Double clutch it, Bill – True stories from Vern


When the siren went off in the little town where I went to school, just like in any other small metropolis, the volunteer fire putout crew sprang into action. They hustled down to the shed where the truck was gassed up and ready to go. There was the cook from Mable’s, the grocery guy from Yearsley’s and the crew also included whoever might be staying in the attached hotel. There was the drugstore entrepreneur who also made the best ice cream sundae to be found for 30 miles in any direction. The banker and postman would arrive stride and all farm implement sales would be put on hold. That pretty much covered Main Street.

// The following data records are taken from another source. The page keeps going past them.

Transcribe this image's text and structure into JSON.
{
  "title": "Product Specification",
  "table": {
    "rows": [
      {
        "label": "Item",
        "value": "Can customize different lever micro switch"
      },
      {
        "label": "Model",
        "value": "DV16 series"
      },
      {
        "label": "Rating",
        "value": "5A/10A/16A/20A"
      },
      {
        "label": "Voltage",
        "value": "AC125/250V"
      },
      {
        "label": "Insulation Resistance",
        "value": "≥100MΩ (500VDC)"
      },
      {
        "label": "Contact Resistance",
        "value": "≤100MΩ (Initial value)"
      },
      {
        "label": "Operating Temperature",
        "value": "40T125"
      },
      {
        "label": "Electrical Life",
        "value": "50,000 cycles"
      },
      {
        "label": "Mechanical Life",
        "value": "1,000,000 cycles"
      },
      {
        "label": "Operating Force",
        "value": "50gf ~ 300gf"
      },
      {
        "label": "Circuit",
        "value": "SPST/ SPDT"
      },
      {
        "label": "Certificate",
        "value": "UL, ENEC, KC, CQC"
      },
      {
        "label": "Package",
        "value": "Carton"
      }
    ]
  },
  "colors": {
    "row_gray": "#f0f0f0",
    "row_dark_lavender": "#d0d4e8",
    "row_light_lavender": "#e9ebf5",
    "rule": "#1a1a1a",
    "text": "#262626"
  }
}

On down the main highway to the south was the gas station. Fill ‘er up and wash the windows, check all the essential fluids, add air or repair a flat. In all fairness it probably would have been best if he got to the fire shed first. But it seems the chain of command was whoever got there first was the fire chief. The way it worked was one crank on the phone got the operator who then called over to the deputy sheriff’s office with all the pertinent information. Bill happened to be in the office, the truck was right next door so when the crew started showing up he had her warmin’ up. They headed north towards the Marbleton Hill. Knowing from previous drills that with 500 gallons of water sloshing around in the tank, you had to get a run at it.

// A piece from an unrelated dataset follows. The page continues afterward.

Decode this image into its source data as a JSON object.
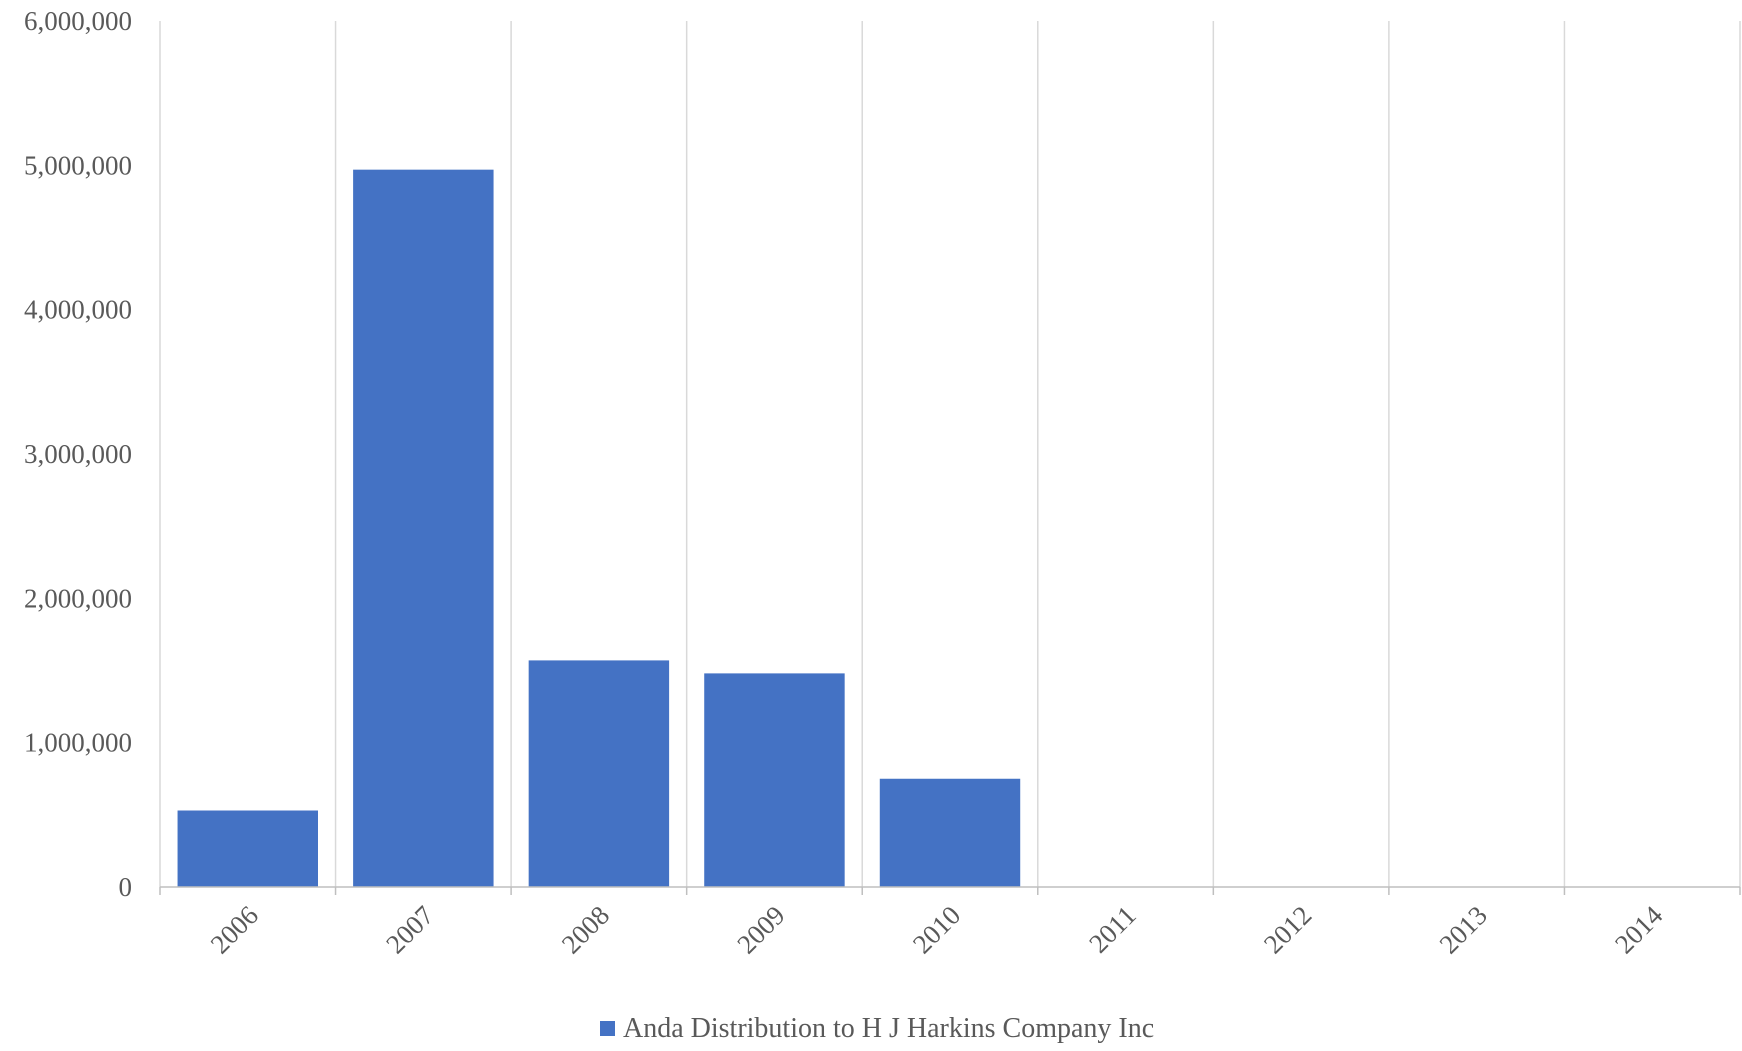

Now, here is where someone else should be telling this story. I personally would rather bleed than get greasy, but as I understand it, not all trucks of the day had synchronized trannies and so Bill’s attempts to shift up were not going well. The process was to push the clutch in, kick her into neutral, let the clutch out and then, without missing a beat, push the clutch back in and then slide the stick into the next gear up. But you gotta know Bill’s thinkin’ was kind of like shoein’ a horse – if you rasp it long enough, pretty soon it will fit. Tony had run out of the blacksmith shop and jumped on the truck as it was going by and apparently he did not have to run very fast. After a couple more failed attempts, Tony declared, “For Christ’s sake Bill! Double-clutch it!” And without a moment of consideration pause, Bill came right back with, “Bulls**** Tony, that other one is the brake!”